Several exhibitors showcased products that are rich sources of omega-3 fatty acids, including these portable packets of flaxseeds that are pre-ground and ready to sprinkle onto foods. They were promoted as “the delicious easy way to take your flax with you.”
I prefer to get my omega-3s by eating fish, and one fish that made a big splash at the meeting was barramundi, dubbed “the sustainable seabass.” Expect to hear a lot more about barramundi that provides a trio of tough-to-find benefits all in one fish: high in omega-3s, low in mercury and sustainably raised. It’s increasingly available in supermarkets, including some of these convenient packages of frozen fillets. Learn more at thebetterfish.com.
The evidence on whole grains keeps getting stronger, yet only 1 in 10 Americans meet whole grain recommendations (at least 3 servings a day.). But it’s getting easier with all the new whole grain products popping up. I thought these Flatout breads were interesting: 100% whole grain with flax, 90 calories, Hungry Girl endorsed. (Although I think they should have skipped the “guilt free” description, all bread should be guilt free.) Hungry Girl herself, Lisa Lillien, was at the Expo at some other booths showcasing products that she endorses, such as Laughing Cow cheese.

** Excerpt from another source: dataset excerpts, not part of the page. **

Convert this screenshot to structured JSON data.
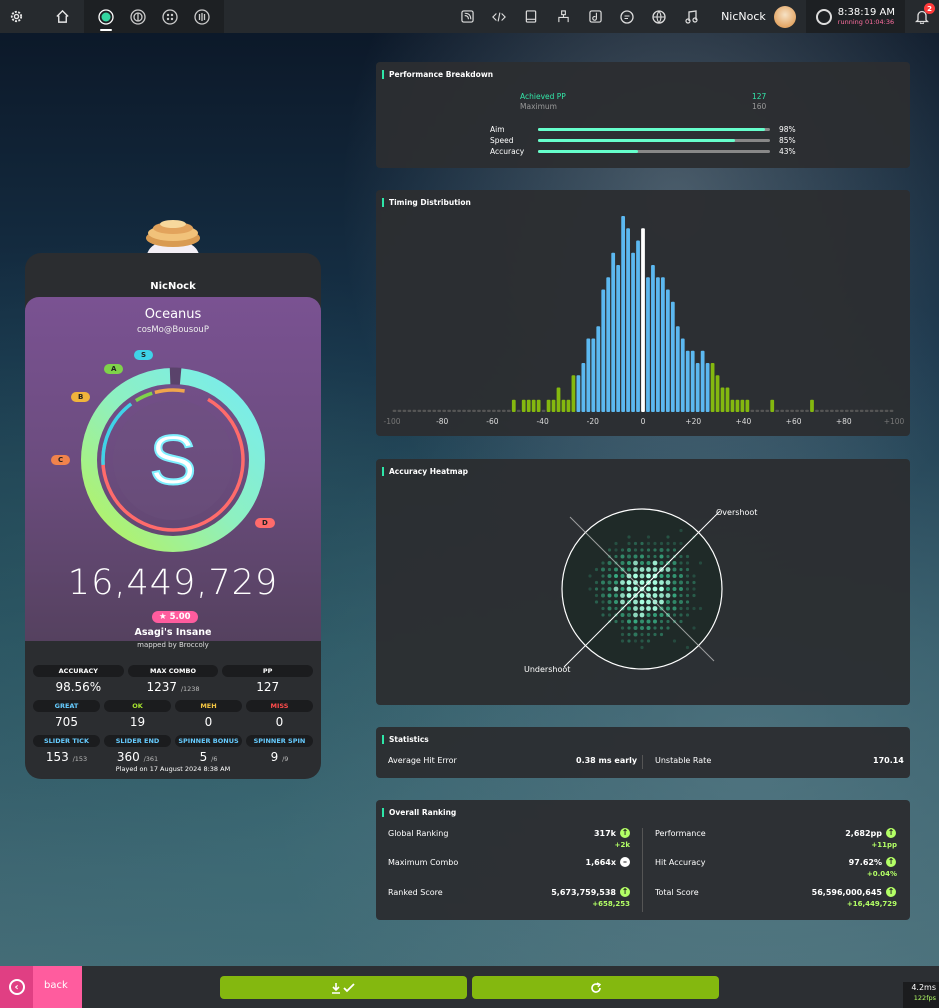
{
  "toolbar": {
    "left_icons": [
      "settings-icon",
      "home-icon"
    ],
    "ruleset_icons": [
      "osu-ruleset-icon",
      "taiko-ruleset-icon",
      "catch-ruleset-icon",
      "mania-ruleset-icon"
    ],
    "right_icons": [
      "news-icon",
      "code-icon",
      "wiki-icon",
      "rankings-icon",
      "beatmap-listing-icon",
      "chat-icon",
      "dashboard-icon",
      "music-icon"
    ],
    "username": "NicNock",
    "clock_time": "8:38:19 AM",
    "clock_running": "running 01:04:36",
    "notification_count": "2"
  },
  "score_panel": {
    "username": "NicNock",
    "title": "Oceanus",
    "artist": "cosMo@BousouP",
    "rank": "S",
    "grade_chips": [
      {
        "label": "S",
        "color": "#3fd3e8"
      },
      {
        "label": "A",
        "color": "#7fd34a"
      },
      {
        "label": "B",
        "color": "#f0b43c"
      },
      {
        "label": "C",
        "color": "#f0834c"
      },
      {
        "label": "D",
        "color": "#ff6b6b"
      }
    ],
    "accuracy_fraction": 0.9856,
    "total_score": "16,449,729",
    "star_rating": "★ 5.00",
    "difficulty": "Asagi's Insane",
    "mapper": "mapped by Broccoly",
    "played_at": "Played on 17 August 2024 8:38 AM",
    "stats_row1": [
      {
        "label": "ACCURACY",
        "value": "98.56%",
        "max": "",
        "label_color": "#ffffff"
      },
      {
        "label": "MAX COMBO",
        "value": "1237",
        "max": "/1238",
        "label_color": "#ffffff"
      },
      {
        "label": "PP",
        "value": "127",
        "max": "",
        "label_color": "#ffffff"
      }
    ],
    "stats_row2": [
      {
        "label": "GREAT",
        "value": "705",
        "label_color": "#66ccff"
      },
      {
        "label": "OK",
        "value": "19",
        "label_color": "#a6e22e"
      },
      {
        "label": "MEH",
        "value": "0",
        "label_color": "#f4c542"
      },
      {
        "label": "MISS",
        "value": "0",
        "label_color": "#ff4b4b"
      }
    ],
    "stats_row3": [
      {
        "label": "SLIDER TICK",
        "value": "153",
        "max": "/153",
        "label_color": "#66ccff"
      },
      {
        "label": "SLIDER END",
        "value": "360",
        "max": "/361",
        "label_color": "#66ccff"
      },
      {
        "label": "SPINNER BONUS",
        "value": "5",
        "max": "/6",
        "label_color": "#66ccff"
      },
      {
        "label": "SPINNER SPIN",
        "value": "9",
        "max": "/9",
        "label_color": "#66ccff"
      }
    ]
  },
  "performance": {
    "title": "Performance Breakdown",
    "achieved_label": "Achieved PP",
    "achieved_value": "127",
    "maximum_label": "Maximum",
    "maximum_value": "160",
    "bars": [
      {
        "label": "Aim",
        "percent_text": "98%",
        "fraction": 0.98
      },
      {
        "label": "Speed",
        "percent_text": "85%",
        "fraction": 0.85
      },
      {
        "label": "Accuracy",
        "percent_text": "43%",
        "fraction": 0.43
      }
    ]
  },
  "timing": {
    "title": "Timing Distribution",
    "tick_labels": [
      "-100",
      "-80",
      "-60",
      "-40",
      "-20",
      "0",
      "+20",
      "+40",
      "+60",
      "+80",
      "+100"
    ]
  },
  "chart_data": {
    "type": "bar",
    "title": "Timing Distribution",
    "x_range": [
      -100,
      100
    ],
    "bin_width": 2,
    "x": [
      -100,
      -98,
      -96,
      -94,
      -92,
      -90,
      -88,
      -86,
      -84,
      -82,
      -80,
      -78,
      -76,
      -74,
      -72,
      -70,
      -68,
      -66,
      -64,
      -62,
      -60,
      -58,
      -56,
      -54,
      -52,
      -50,
      -48,
      -46,
      -44,
      -42,
      -40,
      -38,
      -36,
      -34,
      -32,
      -30,
      -28,
      -26,
      -24,
      -22,
      -20,
      -18,
      -16,
      -14,
      -12,
      -10,
      -8,
      -6,
      -4,
      -2,
      0,
      2,
      4,
      6,
      8,
      10,
      12,
      14,
      16,
      18,
      20,
      22,
      24,
      26,
      28,
      30,
      32,
      34,
      36,
      38,
      40,
      42,
      44,
      46,
      48,
      50,
      52,
      54,
      56,
      58,
      60,
      62,
      64,
      66,
      68,
      70,
      72,
      74,
      76,
      78,
      80,
      82,
      84,
      86,
      88,
      90,
      92,
      94,
      96,
      98,
      100
    ],
    "values": [
      0,
      0,
      0,
      0,
      0,
      0,
      0,
      0,
      0,
      0,
      0,
      0,
      0,
      0,
      0,
      0,
      0,
      0,
      0,
      0,
      0,
      0,
      0,
      0,
      1,
      0,
      1,
      1,
      1,
      1,
      0,
      1,
      1,
      2,
      1,
      1,
      3,
      3,
      4,
      6,
      6,
      7,
      10,
      11,
      13,
      12,
      16,
      15,
      13,
      14,
      15,
      11,
      12,
      11,
      11,
      10,
      9,
      7,
      6,
      5,
      5,
      4,
      5,
      4,
      4,
      3,
      2,
      2,
      1,
      1,
      1,
      1,
      0,
      0,
      0,
      0,
      1,
      0,
      0,
      0,
      0,
      0,
      0,
      0,
      1,
      0,
      0,
      0,
      0,
      0,
      0,
      0,
      0,
      0,
      0,
      0,
      0,
      0,
      0,
      0,
      0
    ],
    "zero_marker": 0,
    "colors": {
      "hit": "#5cb8f0",
      "zero": "#ffffff",
      "outer": "#84b80f",
      "empty": "#555555"
    }
  },
  "heatmap": {
    "title": "Accuracy Heatmap",
    "overshoot_label": "Overshoot",
    "undershoot_label": "Undershoot"
  },
  "statistics": {
    "title": "Statistics",
    "avg_label": "Average Hit Error",
    "avg_value": "0.38 ms early",
    "ur_label": "Unstable Rate",
    "ur_value": "170.14"
  },
  "ranking": {
    "title": "Overall Ranking",
    "rows": [
      {
        "label": "Global Ranking",
        "value": "317k",
        "delta": "+2k",
        "trend": "up"
      },
      {
        "label": "Performance",
        "value": "2,682pp",
        "delta": "+11pp",
        "trend": "up"
      },
      {
        "label": "Maximum Combo",
        "value": "1,664x",
        "delta": "",
        "trend": "none"
      },
      {
        "label": "Hit Accuracy",
        "value": "97.62%",
        "delta": "+0.04%",
        "trend": "up"
      },
      {
        "label": "Ranked Score",
        "value": "5,673,759,538",
        "delta": "+658,253",
        "trend": "up"
      },
      {
        "label": "Total Score",
        "value": "56,596,000,645",
        "delta": "+16,449,729",
        "trend": "up"
      }
    ]
  },
  "footer": {
    "back_label": "back",
    "download_icon": "download-check-icon",
    "retry_icon": "retry-icon",
    "frame_time": "4.2ms",
    "fps": "122fps",
    "accent": "#84b80f"
  }
}
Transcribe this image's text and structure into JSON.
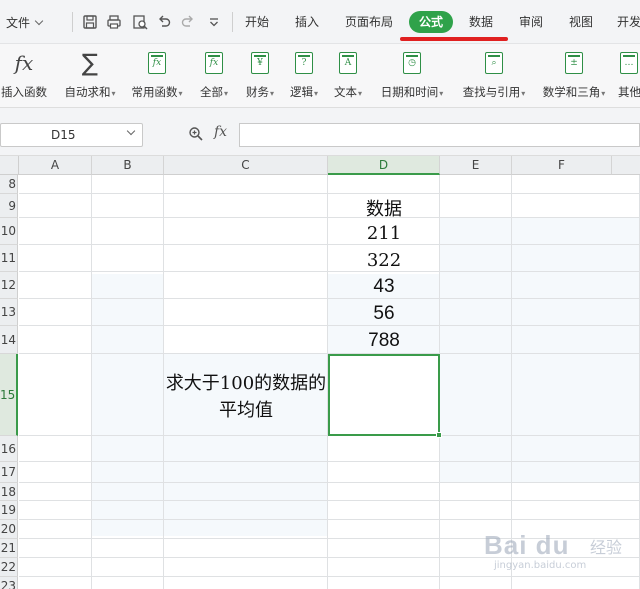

Whole grain pastas from Jovial foods played up the ancient grains and artisanal trends. Touted as “harvested from history,” these pastas are made from einkorn (meaning “single grain”), which is one of the earliest cultivated forms of wheat, along with emmer wheat. I thought these pastas looked really great (and a gluten-free brown rice pasta from Jovial just won a Cooking Light taste test award), but I was really disappointed that the company didn’t have any products to sample. Note to the company: if you want to promote your product to dietitians, let us taste it. Play up the deliciousness by actually serving the pasta. Let us experience the product. Don’t just talk to us about your history and nutrition facts. We also care about the taste.
There were lots of different “nutrition bars” on display, some I liked more than others. I think these kinds of products have a place, but I’m not crazy about using them as meal replacements. I don’t always like some of the claims they make either. Here’s one that I was less than enthusiastic about: thinkThin. First, why the emphasis on thin? The company’s tagline is “deliciously natural nutrition” and the website describes the bars as an “excellent source of energy without the punishing side effects of gluten and sugar.” They make such a big deal about these bars being sugar-free, but what you may not realize is that they’re made with sugar alcohols, specifically maltitol. This doesn’t mean they’re calorie free (and they typically have the same number of total carbs as other bars). Some people have trouble digesting sugar alcohols and they’ve been linked to intestinal discomfort: see what the American Diabetes Association has to say about sugar alcohols. The company may think “it’s all about what’s inside.” Well, I’m not so impressed with what’s inside. Sorry. Not sugar coating my comments.
Now here’s a trend I fully support. It was great to see different forms of vegetables make an appearance on the exhibit floor. Cut ‘n Clean Greens sampled several interesting vegetables, including this kale salad kit with avocado tomatillo dressing. It was delicious! Tossing kale with the vinaigrette prior to serving helps to soften up the aggressive greens. I’m all for making vegetables more convenient so they’re easier for families to incorporate into their meal rotation. The company also served a kale quesadilla that was amazing. This is the kind of product that can help mainstream kale. Loved it.